= Bertram Korn =

American historian and rabbi (1918–1979)

Bertram Wallace Korn Sr. (6 October 1918 – 1979) was an American historian and rabbi, who served in the United States Navy Chaplain Corps during World War II. Serving with the US Naval Reserve after the war, in 1975, he was promoted to Rear Admiral in the Chaplain Corps, the first Jewish chaplain to receive flag rank in any of the United States armed forces.

From 1949 to 1979 Korn was Senior Rabbi at Reform Congregation Keneseth Israel in Philadelphia, Pennsylvania. During this period, he also wrote and published twelve books, primarily about Jewish history in the United States, with several books related to the history of Jews in the South.

==Biography==
Bertram Wallace Korn was born on in 1918 to Manuel and Blanche (née Bergman) Korn in Philadelphia, Pennsylvania. He attended the University of Pennsylvania and Cornell University before graduating from the University of Cincinnati in 1936 with a BA in history.

He was determined to be a rabbi and in 1943 he received an M.H.L. degree from the Hebrew Union College-Jewish Institute of Religion in Cincinnati, the center of Reform Judaism in the United States. He was ordained as a Reform rabbi in that city. He returned late for more graduate work, earning a D.H.L. degree from the college-Institute in 1949.

In 1944, Korn enlisted in the United States Navy and was commissioned as a lieutenant in the United States Navy Chaplain Corps. He was assigned to China with the 1st and 6th Marine Divisions. He continued his association through the US Naval Reserve after the war. In 1975, he was promoted to Rear Admiral in the Chaplain Corps, U.S. Naval Reserve, the first Jewish chaplain to receive flag rank in any of the United States armed forces.

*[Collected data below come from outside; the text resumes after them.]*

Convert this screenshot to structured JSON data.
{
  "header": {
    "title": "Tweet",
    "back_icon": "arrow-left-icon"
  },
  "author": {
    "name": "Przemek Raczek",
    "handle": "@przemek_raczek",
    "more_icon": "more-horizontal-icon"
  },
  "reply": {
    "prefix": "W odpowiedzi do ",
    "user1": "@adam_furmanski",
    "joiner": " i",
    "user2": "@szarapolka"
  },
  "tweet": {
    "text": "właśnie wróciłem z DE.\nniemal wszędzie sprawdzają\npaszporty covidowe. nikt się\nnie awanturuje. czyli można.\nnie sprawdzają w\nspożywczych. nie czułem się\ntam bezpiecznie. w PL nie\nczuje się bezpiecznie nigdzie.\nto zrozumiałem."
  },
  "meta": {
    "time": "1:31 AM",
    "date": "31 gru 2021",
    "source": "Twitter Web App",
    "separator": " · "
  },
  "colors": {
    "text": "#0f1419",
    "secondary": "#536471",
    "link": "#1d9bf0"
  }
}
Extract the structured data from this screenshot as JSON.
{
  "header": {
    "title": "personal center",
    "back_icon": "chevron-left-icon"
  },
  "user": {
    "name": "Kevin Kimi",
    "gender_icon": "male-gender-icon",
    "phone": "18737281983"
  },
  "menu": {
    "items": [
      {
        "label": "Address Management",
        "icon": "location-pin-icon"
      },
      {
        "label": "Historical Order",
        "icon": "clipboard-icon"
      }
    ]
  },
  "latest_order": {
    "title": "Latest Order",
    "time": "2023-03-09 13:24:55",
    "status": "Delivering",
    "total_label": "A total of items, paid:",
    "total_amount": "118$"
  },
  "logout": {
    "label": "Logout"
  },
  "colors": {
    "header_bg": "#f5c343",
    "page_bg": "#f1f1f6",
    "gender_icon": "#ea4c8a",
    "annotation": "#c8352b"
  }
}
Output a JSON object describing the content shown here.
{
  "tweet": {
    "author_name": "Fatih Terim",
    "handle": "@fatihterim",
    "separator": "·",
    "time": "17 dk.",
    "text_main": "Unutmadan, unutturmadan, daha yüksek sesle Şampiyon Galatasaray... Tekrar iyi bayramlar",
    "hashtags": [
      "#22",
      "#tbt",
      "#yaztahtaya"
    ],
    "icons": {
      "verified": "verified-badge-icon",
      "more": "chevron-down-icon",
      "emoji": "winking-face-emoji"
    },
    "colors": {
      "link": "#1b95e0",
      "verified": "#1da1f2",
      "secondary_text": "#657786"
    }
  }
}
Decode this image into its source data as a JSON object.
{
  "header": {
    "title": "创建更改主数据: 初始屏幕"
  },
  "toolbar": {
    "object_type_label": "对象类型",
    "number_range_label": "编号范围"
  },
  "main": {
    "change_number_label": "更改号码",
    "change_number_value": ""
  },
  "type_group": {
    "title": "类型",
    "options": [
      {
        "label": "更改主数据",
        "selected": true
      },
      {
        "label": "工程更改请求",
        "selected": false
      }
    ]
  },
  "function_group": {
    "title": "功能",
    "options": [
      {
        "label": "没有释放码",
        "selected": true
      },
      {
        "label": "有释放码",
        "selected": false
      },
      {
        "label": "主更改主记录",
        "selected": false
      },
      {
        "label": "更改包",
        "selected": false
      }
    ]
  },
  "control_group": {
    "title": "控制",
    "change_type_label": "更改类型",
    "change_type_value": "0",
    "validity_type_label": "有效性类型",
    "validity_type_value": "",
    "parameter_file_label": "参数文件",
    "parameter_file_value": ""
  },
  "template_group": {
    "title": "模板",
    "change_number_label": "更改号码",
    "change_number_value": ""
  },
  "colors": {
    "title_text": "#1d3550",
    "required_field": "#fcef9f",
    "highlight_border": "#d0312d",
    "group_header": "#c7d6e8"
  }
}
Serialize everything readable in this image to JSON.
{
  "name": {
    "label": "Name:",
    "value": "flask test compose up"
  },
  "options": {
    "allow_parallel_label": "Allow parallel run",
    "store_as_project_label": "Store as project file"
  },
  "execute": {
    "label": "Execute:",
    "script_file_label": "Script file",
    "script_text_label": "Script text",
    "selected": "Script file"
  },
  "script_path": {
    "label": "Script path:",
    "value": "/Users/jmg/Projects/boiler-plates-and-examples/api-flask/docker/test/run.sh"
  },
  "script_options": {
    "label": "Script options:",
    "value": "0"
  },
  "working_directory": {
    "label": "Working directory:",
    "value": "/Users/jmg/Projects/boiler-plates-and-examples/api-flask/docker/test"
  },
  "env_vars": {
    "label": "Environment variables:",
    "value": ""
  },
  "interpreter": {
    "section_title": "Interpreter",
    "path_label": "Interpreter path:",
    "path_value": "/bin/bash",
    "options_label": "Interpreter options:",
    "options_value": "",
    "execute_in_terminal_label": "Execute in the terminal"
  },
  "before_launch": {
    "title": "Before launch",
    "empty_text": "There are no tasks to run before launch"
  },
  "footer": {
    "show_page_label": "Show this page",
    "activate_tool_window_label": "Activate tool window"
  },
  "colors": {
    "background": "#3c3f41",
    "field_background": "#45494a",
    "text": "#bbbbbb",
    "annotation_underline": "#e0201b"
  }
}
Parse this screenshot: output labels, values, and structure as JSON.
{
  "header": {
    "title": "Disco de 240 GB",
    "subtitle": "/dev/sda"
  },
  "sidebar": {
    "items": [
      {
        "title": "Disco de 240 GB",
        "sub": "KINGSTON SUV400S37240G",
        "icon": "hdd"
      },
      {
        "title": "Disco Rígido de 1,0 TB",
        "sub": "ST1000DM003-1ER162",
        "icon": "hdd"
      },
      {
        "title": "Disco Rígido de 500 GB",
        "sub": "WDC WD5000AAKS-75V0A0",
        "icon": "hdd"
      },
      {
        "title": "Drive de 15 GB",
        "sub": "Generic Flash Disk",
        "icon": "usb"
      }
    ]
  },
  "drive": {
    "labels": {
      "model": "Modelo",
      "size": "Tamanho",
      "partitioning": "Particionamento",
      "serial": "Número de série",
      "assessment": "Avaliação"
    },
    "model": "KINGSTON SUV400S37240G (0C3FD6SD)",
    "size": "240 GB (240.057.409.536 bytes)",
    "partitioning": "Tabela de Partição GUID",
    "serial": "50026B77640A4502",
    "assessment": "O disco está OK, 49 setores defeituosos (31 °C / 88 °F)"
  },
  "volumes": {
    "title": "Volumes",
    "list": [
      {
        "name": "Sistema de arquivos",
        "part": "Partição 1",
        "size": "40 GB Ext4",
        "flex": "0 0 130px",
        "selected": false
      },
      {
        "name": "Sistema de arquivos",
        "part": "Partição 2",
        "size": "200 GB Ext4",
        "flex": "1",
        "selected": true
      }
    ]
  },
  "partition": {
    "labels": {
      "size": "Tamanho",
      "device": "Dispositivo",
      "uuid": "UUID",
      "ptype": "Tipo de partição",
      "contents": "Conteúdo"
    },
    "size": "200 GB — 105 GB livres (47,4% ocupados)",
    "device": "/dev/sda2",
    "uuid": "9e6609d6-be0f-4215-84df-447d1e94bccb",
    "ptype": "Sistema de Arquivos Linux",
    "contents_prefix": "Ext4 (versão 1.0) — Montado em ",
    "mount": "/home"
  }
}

After returning to civilian life, from 1949 to his death in 1979, Korn served as the Senior Rabbi at Reform Congregation Keneseth Israel (KI) in Philadelphia, Pennsylvania. In 1957, under Rabbi Korn's leadership, KI moved from its Broad Street location downtown to a new building at the current address on Old York Road in Elkins Park, Pennsylvania. Many of its members had moved to the suburbs in the postwar transformation of the United States.

==Historian==
Korn wrote twelve books on American Jewish history, the most famous being American Jewry and the Civil War, (1951). In 1962 he was named visiting professor of American Jewish history at the New York campus of Hebrew Union College-Jewish Institute of Religion; in 1970 he was named to the same position at Dropsie University in Philadelphia. He also served for a period as president of the American Historical Society. Several of his books explored Jewish history in the American South.

Other works by Korn include:

- "Eventful Years and Experiences, Studies in Nineteenth Century American Jewish History" (1954)
- The American Reaction to the Mortara Case: 1858–1859 (1957)
- "Benjamin Levy: New Orleans Printer and Publisher", The Papers of the Bibliographical Society of America 54, no. 4 (Fourth Quarter, 1960);
- Jews and Negro Slavery in the Old South, 1789–1865, 1961, Presidential address to American Jewish Historical Society, full text online at Archive.org
- The Early Jews of New Orleans (1969)
- "The Jews of Mobile, Alabama, Prior to the First Congregation, in 1841", Hebrew Union College Annual Vol. 40/41 (1969–1970), pp. 469–502
- The Jews of Mobile, Alabama, 1763–1841, Hebrew Union College Press, 1970, 63 pages

==Personal life==
Korn married and had two children, Judith Carole and Bertram Wallace Korn Jr.

Rabbi Korn is buried in Arlington National Cemetery Section 2, Grave 186-LH.

==Legacy==
His papers are held by the American Jewish Archives.